Editor: Shannon Cottongame
April 6, 2022
A Hill County District Court jury held a five-day trial beginning Monday, March 21, and found defendant Josephus Demetrius Garrett guilty on two counts of burglary of a habitation.
The jury then assessed his punishment at 95 years in prison in one case and 15 years in prison for the other. Assistant District Attorney Ken Dies presented the case along with Assistant District Attorney Sherri Wagner, and District Judge Lee Harris presided.
Garrett, a 38-year-old Whitney resident, was alleged to have committed two separate burglaries on the same night in 2019. The first burglary involved him entering the home of a victim he knew, causing damages in excess of $2,500, including destroying a refrigerator, furniture, walls, and even throwing dogs in their crates out of a window.

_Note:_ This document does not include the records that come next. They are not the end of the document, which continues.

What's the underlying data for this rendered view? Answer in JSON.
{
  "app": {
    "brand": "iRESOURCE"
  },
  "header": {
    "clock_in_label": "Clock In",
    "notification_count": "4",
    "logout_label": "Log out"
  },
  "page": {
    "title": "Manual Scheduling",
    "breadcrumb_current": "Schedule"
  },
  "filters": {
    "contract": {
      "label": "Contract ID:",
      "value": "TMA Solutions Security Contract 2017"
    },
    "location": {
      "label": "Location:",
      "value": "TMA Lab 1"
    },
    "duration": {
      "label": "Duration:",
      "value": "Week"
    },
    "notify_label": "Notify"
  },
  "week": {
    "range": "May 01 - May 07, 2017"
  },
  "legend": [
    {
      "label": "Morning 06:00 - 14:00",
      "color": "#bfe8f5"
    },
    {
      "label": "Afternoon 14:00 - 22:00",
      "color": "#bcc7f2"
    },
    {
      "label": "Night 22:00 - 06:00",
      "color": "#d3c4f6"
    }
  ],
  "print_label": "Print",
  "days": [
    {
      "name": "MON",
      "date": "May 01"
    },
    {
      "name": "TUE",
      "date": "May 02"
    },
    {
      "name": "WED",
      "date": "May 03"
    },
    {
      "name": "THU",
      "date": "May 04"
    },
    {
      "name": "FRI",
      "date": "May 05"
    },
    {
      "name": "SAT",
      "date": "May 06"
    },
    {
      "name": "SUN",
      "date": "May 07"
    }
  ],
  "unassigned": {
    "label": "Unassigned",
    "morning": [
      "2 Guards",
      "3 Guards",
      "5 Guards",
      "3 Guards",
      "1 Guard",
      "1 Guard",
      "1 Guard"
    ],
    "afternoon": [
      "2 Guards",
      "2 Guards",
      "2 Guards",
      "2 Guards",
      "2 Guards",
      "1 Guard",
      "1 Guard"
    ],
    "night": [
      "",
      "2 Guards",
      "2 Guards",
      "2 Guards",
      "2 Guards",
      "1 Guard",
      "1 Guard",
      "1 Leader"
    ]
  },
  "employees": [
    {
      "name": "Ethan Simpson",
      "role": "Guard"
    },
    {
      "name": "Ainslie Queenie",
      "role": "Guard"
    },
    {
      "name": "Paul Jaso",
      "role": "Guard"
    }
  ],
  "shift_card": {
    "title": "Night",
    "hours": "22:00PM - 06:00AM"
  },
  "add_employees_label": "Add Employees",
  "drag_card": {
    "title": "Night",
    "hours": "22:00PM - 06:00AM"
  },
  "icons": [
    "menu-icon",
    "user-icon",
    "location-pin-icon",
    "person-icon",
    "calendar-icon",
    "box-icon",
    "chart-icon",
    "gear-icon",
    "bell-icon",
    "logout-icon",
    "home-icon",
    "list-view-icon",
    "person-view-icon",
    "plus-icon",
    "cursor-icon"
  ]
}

The victim in that case was brought back from prison, where she was serving a 20-year drug sentence, in order to testify before being returned to prison. Garrett received a 15-year sentence for that offense.
The second burglary involved a home a few miles away that was randomly chosen by the defendant. The shirtless defendant climbed a fence and kicked in the back door of the home in the early morning hours, where he was confronted by the female homeowner, whose husband was away on a business trip.
The victim had heard the man yelling outside before he broke into the home, and she had her two daughters hide. Garrett then reportedly demanded a glass of water and a shirt while the woman of the house screamed at him to get out of her home.
The victim’s 12-year-old daughter, who was hailed as a hero by District Attorney Mark Pratt, heard the defendant and her mother shouting in the kitchen, snuck out of the closet where she and her sister were hiding, and entered the kitchen. There, she grabbed a knife from the butcher block and stabbed the intruder twice in his back.
The victim’s 15-year-old daughter called 9-1-1 and family members for help, and the victim’s brother-in-law and father-in-law quickly arrived and held Garrett at gunpoint until the sheriff’s office arrived.
The defense claimed that the unlawful entry only amounted to a misdemeanor criminal trespass, which is what he was charged with by law enforcement. However, Pratt presented the case to the grand jury as burglary of a habitation, and Garrett, who had previously been to prison for robbery, was indicted on the burglary charge.
The trial jury agreed unanimously with the arguments of assistant district attorneys Dies and Wagner, convicting Garrett and sentencing him to 95 years in prison after also hearing moving testimony in the punishment phase from the victim’s husband.
Pratt thanked the jury for their careful deliberations and stated, “Hill County citizens have shown once again that home invasions will not be tolerated, and our families will be protected from such predators through lengthy prison sentences.”